This famed ancient medical center, built in honor of Asklepios, the god of healing, was also the world's first psychiatric hospital. Many of the treatments employed at Pergamum, enhanced by a sacred source of water that was later discovered as having radioactive properties, have been used for centuries, and are once again finding modern application. The treatments included psychotherapy, massage, herbal remedies, mud and bathing treatments, interpretation of dreams, and the drinking of water. The Asklepion gained in prominence under the Romans in the 2nd century A.D., but a sacred site existed prior to this as early as the 4th century B.C.
Oddly enough, everybody who was anybody was dying to get in; patients included Hadrian, Marcus Aurelius, and Caracalla. Therapy included mud baths, music concerts, and doses of water from the sacred fountain. Hours of therapy probed the meaning of the previous night's dreams, as patients believed dreams recounted a visit by the god Asklepios, who held the key to curing the illness. Galen, the influential physician and philosopher who was born in Pergamum in A.D. 129, trained and then later became an attendant to the gladiators here.
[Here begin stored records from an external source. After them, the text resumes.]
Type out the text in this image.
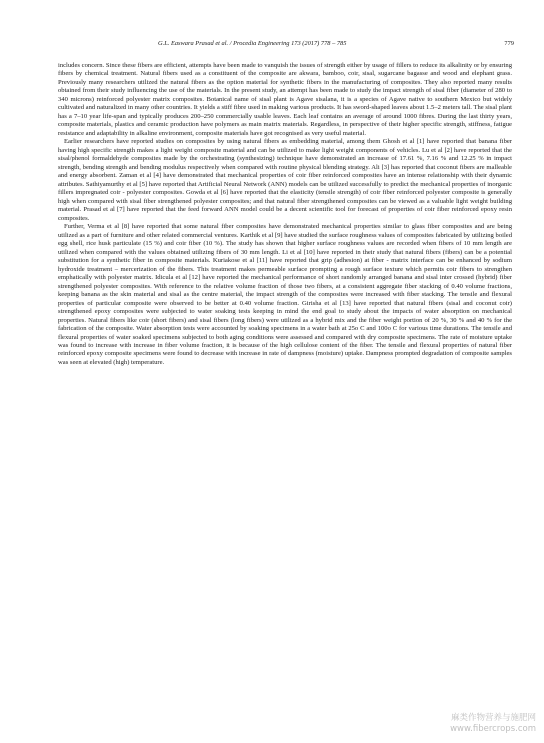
G.L. Easwara Prasad et al. / Procedia Engineering 173 (2017) 778 – 785	779

includes concern. Since these fibers are efficient, attempts have been made to vanquish the issues of strength either by usage of fillers to reduce its alkalinity or by ensuring fibers by chemical treatment. Natural fibers used as a constituent of the composite are akwara, bamboo, coir, sisal, sugarcane bagasse and wood and elephant grass. Previously many researchers utilized the natural fibers as the option material for synthetic fibers in the manufacturing of composites. They also reported many results obtained from their study influencing the use of the materials. In the present study, an attempt has been made to study the impact strength of sisal fiber (diameter of 280 to 340 microns) reinforced polyester matrix composites. Botanical name of sisal plant is Agave sisalana, it is a species of Agave native to southern Mexico but widely cultivated and naturalized in many other countries. It yields a stiff fibre used in making various products. It has sword-shaped leaves about 1.5–2 meters tall. The sisal plant has a 7–10 year life-span and typically produces 200–250 commercially usable leaves. Each leaf contains an average of around 1000 fibres. During the last thirty years, composite materials, plastics and ceramic production have polymers as main matrix materials. Regardless, in perspective of their higher specific strength, stiffness, fatigue resistance and adaptability in alkaline environment, composite materials have got recognised as very useful material.

Earlier researchers have reported studies on composites by using natural fibers as embedding material, among them Ghosh et al [1] have reported that banana fiber having high specific strength makes a light weight composite material and can be utilized to make light weight components of vehicles. Lu et al [2] have reported that the sisal/phenol formaldehyde composites made by the orchestrating (synthesizing) technique have demonstrated an increase of 17.61 %, 7.16 % and 12.25 % in impact strength, bending strength and bending modulus respectively when compared with routine physical blending strategy. Ali [3] has reported that coconut fibers are malleable and energy absorbent. Zaman et al [4] have demonstrated that mechanical properties of coir fiber reinforced composites have an intense relationship with their dynamic attributes. Sathiyamurthy et al [5] have reported that Artificial Neural Network (ANN) models can be utilized successfully to predict the mechanical properties of inorganic fillers impregnated coir - polyester composites. Gowda et al [6] have reported that the elasticity (tensile strength) of coir fiber reinforced polyester composite is generally high when compared with sisal fiber strengthened polyester composites; and that natural fiber strengthened composites can be viewed as a valuable light weight building material. Prasad et al [7] have reported that the feed forward ANN model could be a decent scientific tool for forecast of properties of coir fiber reinforced epoxy resin composites.

Further, Verma et al [8] have reported that some natural fiber composites have demonstrated mechanical properties similar to glass fiber composites and are being utilized as a part of furniture and other related commercial ventures. Karthik et al [9] have studied the surface roughness values of composites fabricated by utilizing boiled egg shell, rice husk particulate (15 %) and coir fiber (10 %). The study has shown that higher surface roughness values are recorded when fibers of 10 mm length are utilized when compared with the values obtained utilizing fibers of 30 mm length. Li et al [10] have reported in their study that natural fibers (fibers) can be a potential substitution for a synthetic fiber in composite materials. Kuriakose et al [11] have reported that grip (adhesion) at fiber - matrix interface can be enhanced by sodium hydroxide treatment – mercerization of the fibers. This treatment makes permeable surface prompting a rough surface texture which permits coir fibers to strengthen emphatically with polyester matrix. Idicula et al [12] have reported the mechanical performance of short randomly arranged banana and sisal inter crossed (hybrid) fiber strengthened polyester composites. With reference to the relative volume fraction of those two fibers, at a consistent aggregate fiber stacking of 0.40 volume fractions, keeping banana as the skin material and sisal as the centre material, the impact strength of the composites were increased with fiber stacking. The tensile and flexural properties of particular composite were observed to be better at 0.40 volume fraction. Girisha et al [13] have reported that natural fibers (sisal and coconut coir) strengthened epoxy composites were subjected to water soaking tests keeping in mind the end goal to study about the impacts of water absorption on mechanical properties. Natural fibers like coir (short fibers) and sisal fibers (long fibers) were utilized as a hybrid mix and the fiber weight portion of 20 %, 30 % and 40 % for the fabrication of the composite. Water absorption tests were accounted by soaking specimens in a water bath at 25o C and 100o C for various time durations. The tensile and flexural properties of water soaked specimens subjected to both aging conditions were assessed and compared with dry composite specimens. The rate of moisture uptake was found to increase with increase in fiber volume fraction, it is because of the high cellulose content of the fiber. The tensile and flexural properties of natural fiber reinforced epoxy composite specimens were found to decrease with increase in rate of dampness (moisture) uptake. Dampness prompted degradation of composite samples was seen at elevated (high) temperature.

麻类作物营养与施肥网
www.fibercrops.com
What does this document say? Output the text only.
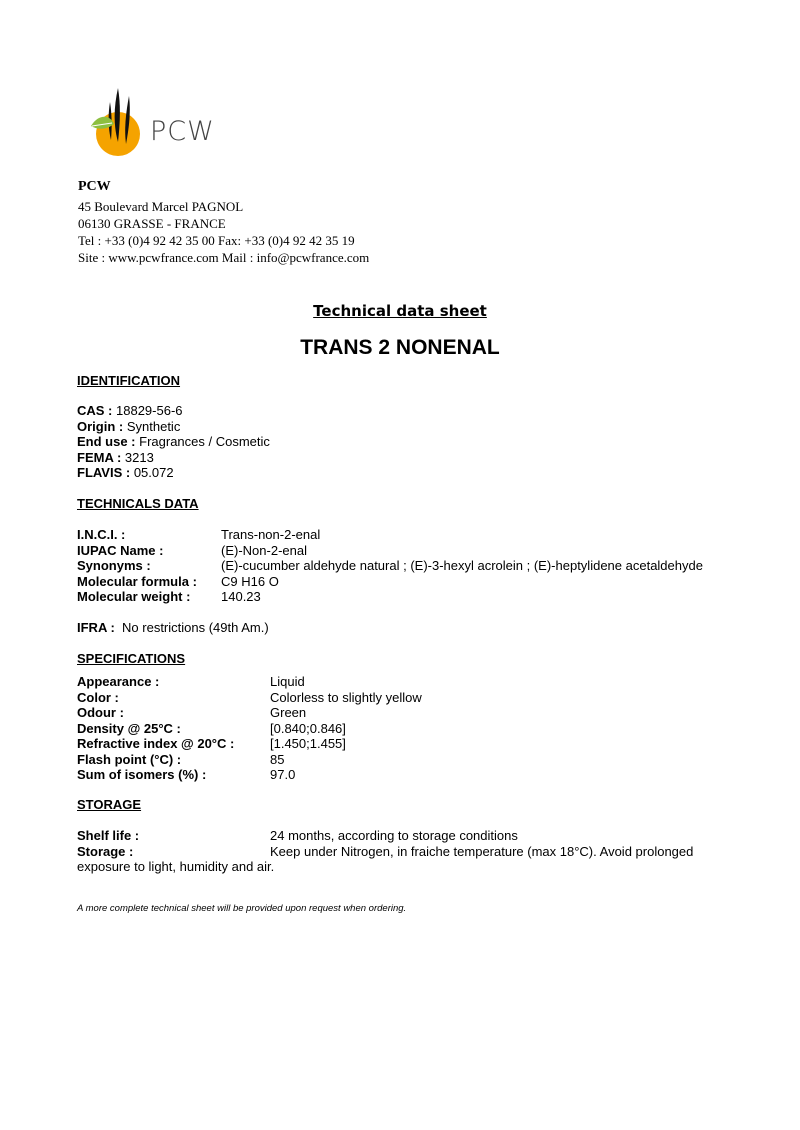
PCW
PCW
45 Boulevard Marcel PAGNOL
06130 GRASSE - FRANCE
Tel : +33 (0)4 92 42 35 00 Fax: +33 (0)4 92 42 35 19
Site : www.pcwfrance.com Mail : info@pcwfrance.com
Technical data sheet
TRANS 2 NONENAL
IDENTIFICATION
CAS : 18829-56-6
Origin : Synthetic
End use : Fragrances / Cosmetic
FEMA : 3213
FLAVIS : 05.072
TECHNICALS DATA
I.N.C.I. :	Trans-non-2-enal
IUPAC Name :	(E)-Non-2-enal
Synonyms :	(E)-cucumber aldehyde natural ; (E)-3-hexyl acrolein ; (E)-heptylidene acetaldehyde
Molecular formula :	C9 H16 O
Molecular weight :	140.23
IFRA : No restrictions (49th Am.)
SPECIFICATIONS
Appearance :	Liquid
Color :	Colorless to slightly yellow
Odour :	Green
Density @ 25°C :	[0.840;0.846]
Refractive index @ 20°C :	[1.450;1.455]
Flash point (°C) :	85
Sum of isomers (%) :	97.0
STORAGE
Shelf life :	24 months, according to storage conditions
Storage :	Keep under Nitrogen, in fraiche temperature (max 18°C). Avoid prolonged
exposure to light, humidity and air.
A more complete technical sheet will be provided upon request when ordering.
Access is via the Sacred Way, which at 807m (2,648 ft.) long and colonnaded originally connected the Asklepion with the Acropolis. The Sacred Way becomes the stately Via Tecta near the entrance to the site and leads to a courtyard and fallen Propylaeum, or Monumental Gate. Don't miss the focus of the first courtyard, an altar inscribed with the emblem of modern medicine, the serpent. To the right of the courtyard is the Emperor's Room, which was also used as a library. The circular domed Temple of Asklepios, with a diameter of 23m (75 ft.), recalls the Pantheon in Rome, which was completed only 20 years earlier. Reachable through an underground tunnel is what is traditionally called the Temple of Telesphorus, which served as both the treatment rooms and the sleeping chambers, an indication that sleep was integral in the actual healing process. At various spots in the center of the complex are a total of three pools and fountains, used for bathing, drinking, and various other forms of treatment. The semicircular Roman Theatre flanks the colonnaded promenade on the northwest corner of the site.